Question

he integrating factor of the differential equation $\left( y\log y \right)dx=\left( \log y-x \right)dy$ is
A. $\dfrac{1}{\log y}$
B. $\log (\log y)$
C. $1+\log y$
D. $\dfrac{1}{\log (\log y)}$
E. $\log y$

Answer 1

Hint: Here, in the given question, we need to find the integrating factor of the differential equation $\left( y\log y \right)dx=\left( \log y-x \right)dy$. To find the integrating factor of the given equation $\left( y\log y \right)dx=\left( \log y-x \right)dy$, first we have to observe the type of given differential equation, which is linear differential equation $\dfrac{dx}{dy}+Rx=S$. Then we will find its integrating factor as ${{e}^{\int{R\,dy}}}$ to get our required answer.

Formula Used:
Integrating Factor = ${{e}^{\int{R\,dy}}}$
Linear Differential Equation = $\dfrac{dx}{dy}+Rx=S$

Complete step by step Solution:
We have, $\left( y\log y \right)dx=\left( \log y-x \right)dy$
$\Rightarrow \dfrac{dx}{dy}=\dfrac{\left( \log y-x \right)}{y\log y}$
This above written equation can also be written as
$\Rightarrow \dfrac{dx}{dy}=\dfrac{\log y}{y\log y}-\dfrac{x}{y\log y}$
On canceling the common factors, we get
$\Rightarrow \dfrac{dx}{dy}=\dfrac{1}{y}-\dfrac{x}{y\log y}$
$\Rightarrow \dfrac{dx}{dy}+\dfrac{x}{y\log y}=\dfrac{1}{y}\,\,..........\left( i \right)$
The above written equation is in the form of linear differential equation: $\dfrac{dx}{dy}+Rx=S$ where $R$ and $S$ are functions of $y$ or constants. Integrating factor for equation $\dfrac{dx}{dy}+Rx=S$ is given by ${{e}^{\int{R\,dy}}}$.
For equation, $\dfrac{dx}{dy}+\dfrac{1}{y\log y}\times x=\dfrac{1}{y}$, $R=\dfrac{1}{y\log y}$ and $S=\dfrac{1}{y}$
$\Rightarrow I.F.={{e}^{\int{R\,dy}}}$
Now, substitute the value of $R$
$\Rightarrow I.F.={{e}^{\int{\dfrac{1}{y\log y}\,dy}}}\,\,......\left( ii \right)$
Let $\log y=t$.
Now, differentiate the above written equation w.r.t. $t$. As we know $\dfrac{d}{dx}\left( {{\log }_{e}}x \right)=\dfrac{1}{x}$. Therefore, we get
$\Rightarrow \dfrac{1}{y}=\dfrac{dt}{dy}$
$\Rightarrow \dfrac{1}{y}dy=dt$
Now, substitute the value of $\dfrac{1}{y}dy$ and $\log y$ in equation $\left( ii \right)$.
$\Rightarrow I.F.={{e}^{\int{\dfrac{1}{t}\,dy}}}$
As we know $\int{\dfrac{1}{x}}dx={{\log }_{e}}\left| x \right|+C$. Therefore, we get
$\Rightarrow I.F.={{e}^{{{\log }_{e}}\left| t \right|+C}}$
On substituting value of $t$, we get
$\Rightarrow I.F.={{e}^{{{\log }_{e}}\left| \log y \right|+C}}$
$\Rightarrow I.F.=\log y$
Hence, the integrating factor of the given differential equation $\left( y\log y \right)dx = \left( \log y-x \right)dy$ is $\log y$.

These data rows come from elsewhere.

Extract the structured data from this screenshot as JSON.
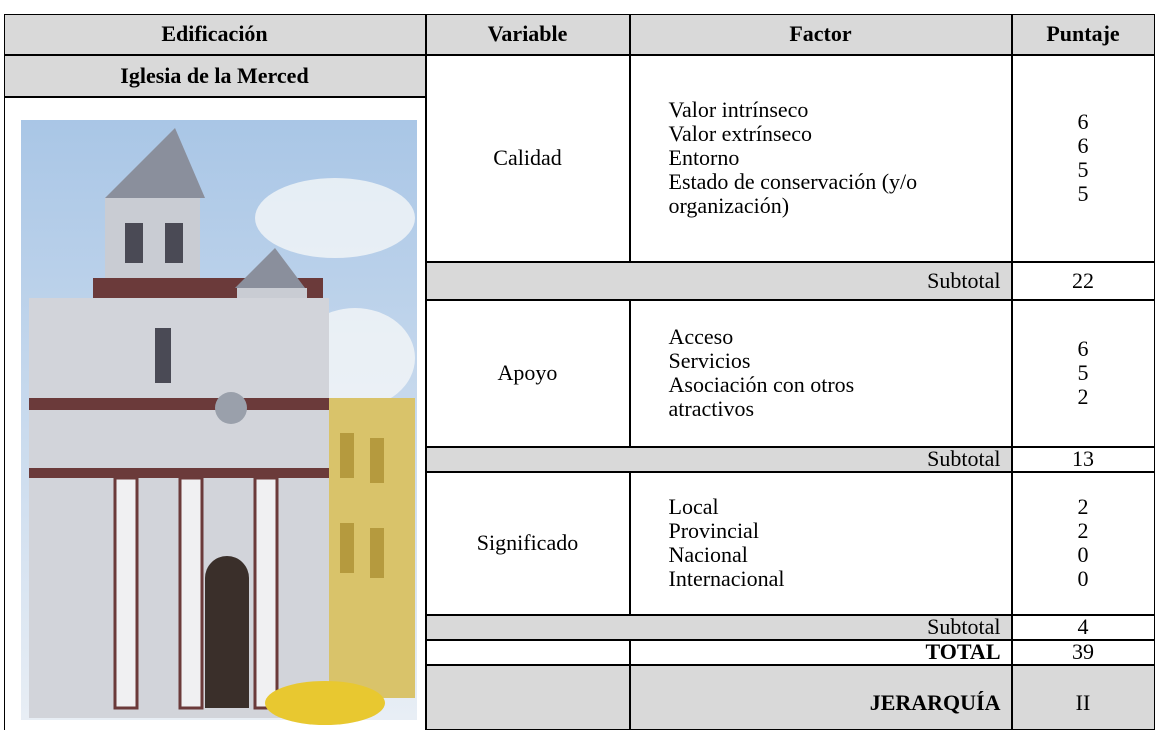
{
  "header": {
    "columns": [
      "Edificación",
      "Variable",
      "Factor",
      "Puntaje"
    ]
  },
  "building": "Iglesia de la Merced",
  "sections": [
    {
      "variable": "Calidad",
      "factors": [
        "Valor intrínseco",
        "Valor extrínseco",
        "Entorno",
        "Estado de conservación (y/o organización)"
      ],
      "scores": [
        6,
        6,
        5,
        5
      ],
      "subtotal_label": "Subtotal",
      "subtotal": 22
    },
    {
      "variable": "Apoyo",
      "factors": [
        "Acceso",
        "Servicios",
        "Asociación con otros atractivos"
      ],
      "scores": [
        6,
        5,
        2
      ],
      "subtotal_label": "Subtotal",
      "subtotal": 13
    },
    {
      "variable": "Significado",
      "factors": [
        "Local",
        "Provincial",
        "Nacional",
        "Internacional"
      ],
      "scores": [
        2,
        2,
        0,
        0
      ],
      "subtotal_label": "Subtotal",
      "subtotal": 4
    }
  ],
  "total": {
    "label": "TOTAL",
    "value": 39
  },
  "hierarchy": {
    "label": "JERARQUÍA",
    "value": "II"
  }
}
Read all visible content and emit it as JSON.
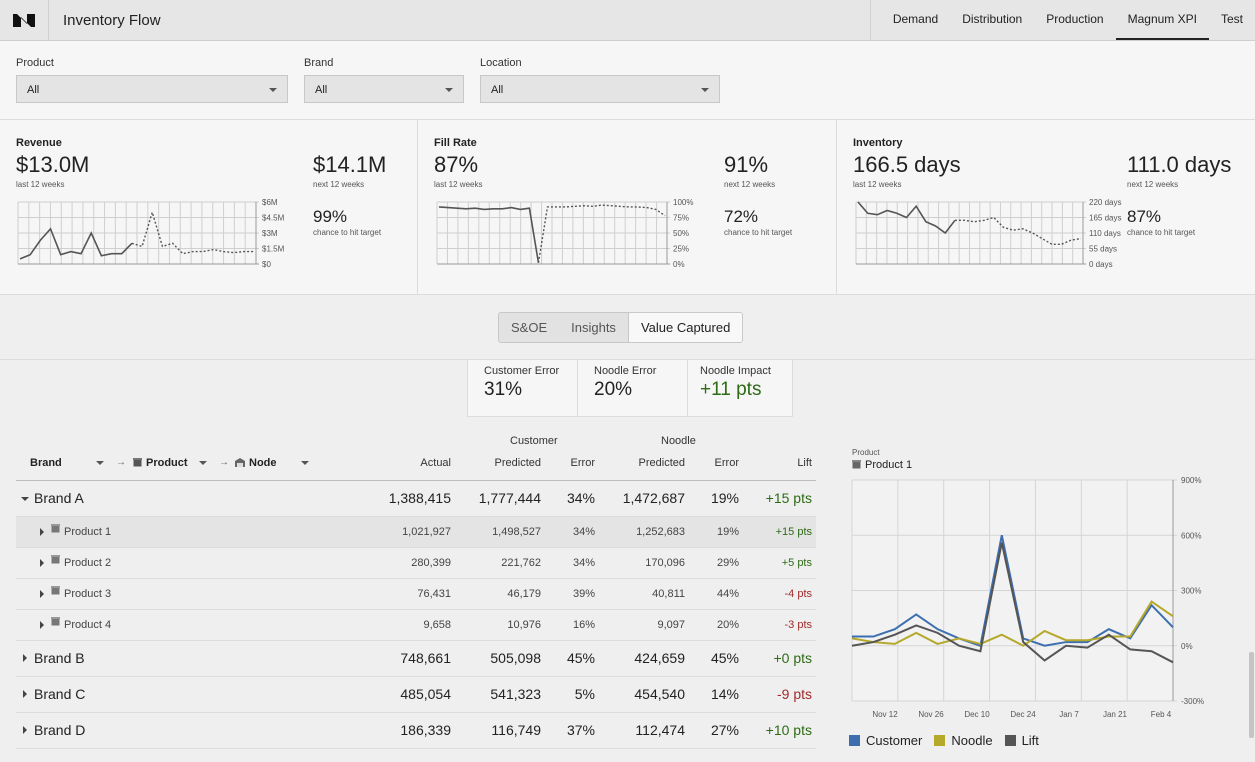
{
  "app": {
    "title": "Inventory Flow"
  },
  "nav": {
    "tabs": [
      "Demand",
      "Distribution",
      "Production",
      "Magnum XPI",
      "Test"
    ],
    "active": "Magnum XPI"
  },
  "filters": [
    {
      "label": "Product",
      "value": "All"
    },
    {
      "label": "Brand",
      "value": "All"
    },
    {
      "label": "Location",
      "value": "All"
    }
  ],
  "kpis": [
    {
      "title": "Revenue",
      "last_value": "$13.0M",
      "last_label": "last 12 weeks",
      "next_value": "$14.1M",
      "next_label": "next 12 weeks",
      "chance_value": "99%",
      "chance_label": "chance to hit target",
      "axis": [
        "$6M",
        "$4.5M",
        "$3M",
        "$1.5M",
        "$0"
      ]
    },
    {
      "title": "Fill Rate",
      "last_value": "87%",
      "last_label": "last 12 weeks",
      "next_value": "91%",
      "next_label": "next 12 weeks",
      "chance_value": "72%",
      "chance_label": "chance to hit target",
      "axis": [
        "100%",
        "75%",
        "50%",
        "25%",
        "0%"
      ]
    },
    {
      "title": "Inventory",
      "last_value": "166.5 days",
      "last_label": "last 12 weeks",
      "next_value": "111.0 days",
      "next_label": "next 12 weeks",
      "chance_value": "87%",
      "chance_label": "chance to hit target",
      "axis": [
        "220 days",
        "165 days",
        "110 days",
        "55 days",
        "0 days"
      ]
    }
  ],
  "sparklines": [
    {
      "min": 0,
      "max": 6,
      "actual": [
        0.5,
        0.9,
        2.3,
        3.4,
        0.9,
        1.2,
        1.0,
        3.0,
        0.8,
        1.0,
        1.0,
        2.0,
        1.7,
        5.0,
        1.7,
        2.0,
        1.0,
        1.2,
        1.2,
        1.4,
        1.2,
        1.1,
        1.2,
        1.2
      ],
      "forecast_start": 12
    },
    {
      "min": 0,
      "max": 100,
      "actual": [
        92,
        91,
        90,
        89,
        90,
        88,
        89,
        89,
        91,
        88,
        90,
        2,
        92
      ],
      "forecast": [
        92,
        92,
        93,
        94,
        93,
        95,
        94,
        93,
        92,
        92,
        91,
        88,
        78
      ],
      "forecast_start": 12
    },
    {
      "min": 0,
      "max": 220,
      "actual": [
        220,
        180,
        175,
        190,
        180,
        165,
        205,
        150,
        135,
        110,
        155
      ],
      "forecast": [
        155,
        150,
        155,
        165,
        130,
        120,
        125,
        110,
        90,
        70,
        70,
        85,
        90
      ],
      "forecast_start": 11
    }
  ],
  "view_toggle": {
    "options": [
      "S&OE",
      "Insights",
      "Value Captured"
    ],
    "active": "Value Captured"
  },
  "summary": [
    {
      "label": "Customer Error",
      "value": "31%"
    },
    {
      "label": "Noodle Error",
      "value": "20%"
    },
    {
      "label": "Noodle Impact",
      "value": "+11 pts"
    }
  ],
  "table": {
    "group_customer": "Customer",
    "group_noodle": "Noodle",
    "hier": {
      "brand": "Brand",
      "product": "Product",
      "node": "Node"
    },
    "columns": [
      "Actual",
      "Predicted",
      "Error",
      "Predicted",
      "Error",
      "Lift"
    ],
    "rows": [
      {
        "name": "Brand A",
        "level": "brand",
        "expanded": true,
        "actual": "1,388,415",
        "cust_pred": "1,777,444",
        "cust_err": "34%",
        "noodle_pred": "1,472,687",
        "noodle_err": "19%",
        "lift": "+15 pts",
        "sign": "pos"
      },
      {
        "name": "Product 1",
        "level": "product",
        "selected": true,
        "actual": "1,021,927",
        "cust_pred": "1,498,527",
        "cust_err": "34%",
        "noodle_pred": "1,252,683",
        "noodle_err": "19%",
        "lift": "+15 pts",
        "sign": "pos"
      },
      {
        "name": "Product 2",
        "level": "product",
        "actual": "280,399",
        "cust_pred": "221,762",
        "cust_err": "34%",
        "noodle_pred": "170,096",
        "noodle_err": "29%",
        "lift": "+5 pts",
        "sign": "pos"
      },
      {
        "name": "Product 3",
        "level": "product",
        "actual": "76,431",
        "cust_pred": "46,179",
        "cust_err": "39%",
        "noodle_pred": "40,811",
        "noodle_err": "44%",
        "lift": "-4 pts",
        "sign": "neg"
      },
      {
        "name": "Product 4",
        "level": "product",
        "actual": "9,658",
        "cust_pred": "10,976",
        "cust_err": "16%",
        "noodle_pred": "9,097",
        "noodle_err": "20%",
        "lift": "-3 pts",
        "sign": "neg"
      },
      {
        "name": "Brand B",
        "level": "brand",
        "actual": "748,661",
        "cust_pred": "505,098",
        "cust_err": "45%",
        "noodle_pred": "424,659",
        "noodle_err": "45%",
        "lift": "+0 pts",
        "sign": "pos"
      },
      {
        "name": "Brand C",
        "level": "brand",
        "actual": "485,054",
        "cust_pred": "541,323",
        "cust_err": "5%",
        "noodle_pred": "454,540",
        "noodle_err": "14%",
        "lift": "-9 pts",
        "sign": "neg"
      },
      {
        "name": "Brand D",
        "level": "brand",
        "actual": "186,339",
        "cust_pred": "116,749",
        "cust_err": "37%",
        "noodle_pred": "112,474",
        "noodle_err": "27%",
        "lift": "+10 pts",
        "sign": "pos"
      }
    ]
  },
  "detail_chart": {
    "label": "Product",
    "product": "Product 1",
    "chart_data": {
      "type": "line",
      "x_labels": [
        "Nov 12",
        "Nov 26",
        "Dec 10",
        "Dec 24",
        "Jan 7",
        "Jan 21",
        "Feb 4"
      ],
      "y_ticks": [
        "900%",
        "600%",
        "300%",
        "0%",
        "-300%"
      ],
      "ylim": [
        -300,
        900
      ],
      "series": [
        {
          "name": "Customer",
          "color": "#3d6fb0",
          "values": [
            50,
            50,
            90,
            170,
            90,
            40,
            0,
            600,
            40,
            0,
            20,
            20,
            90,
            40,
            220,
            100
          ]
        },
        {
          "name": "Noodle",
          "color": "#b5a82a",
          "values": [
            40,
            20,
            10,
            70,
            10,
            40,
            10,
            60,
            0,
            80,
            30,
            30,
            50,
            50,
            240,
            160
          ]
        },
        {
          "name": "Lift",
          "color": "#555555",
          "values": [
            0,
            20,
            60,
            110,
            70,
            0,
            -30,
            560,
            20,
            -80,
            0,
            -10,
            60,
            -20,
            -30,
            -90
          ]
        }
      ]
    }
  }
}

Therefore, the correct answer is option 5.

Note: While solving these types of questions, firstly re-arrange the differential equation in such a way that you can get a differential equation in some known form such as variable separable, homogeneous or linear differential equation. While finding an integrating factor or a particular solution, find the value of constant very accurately as a particular solution is a unique solution.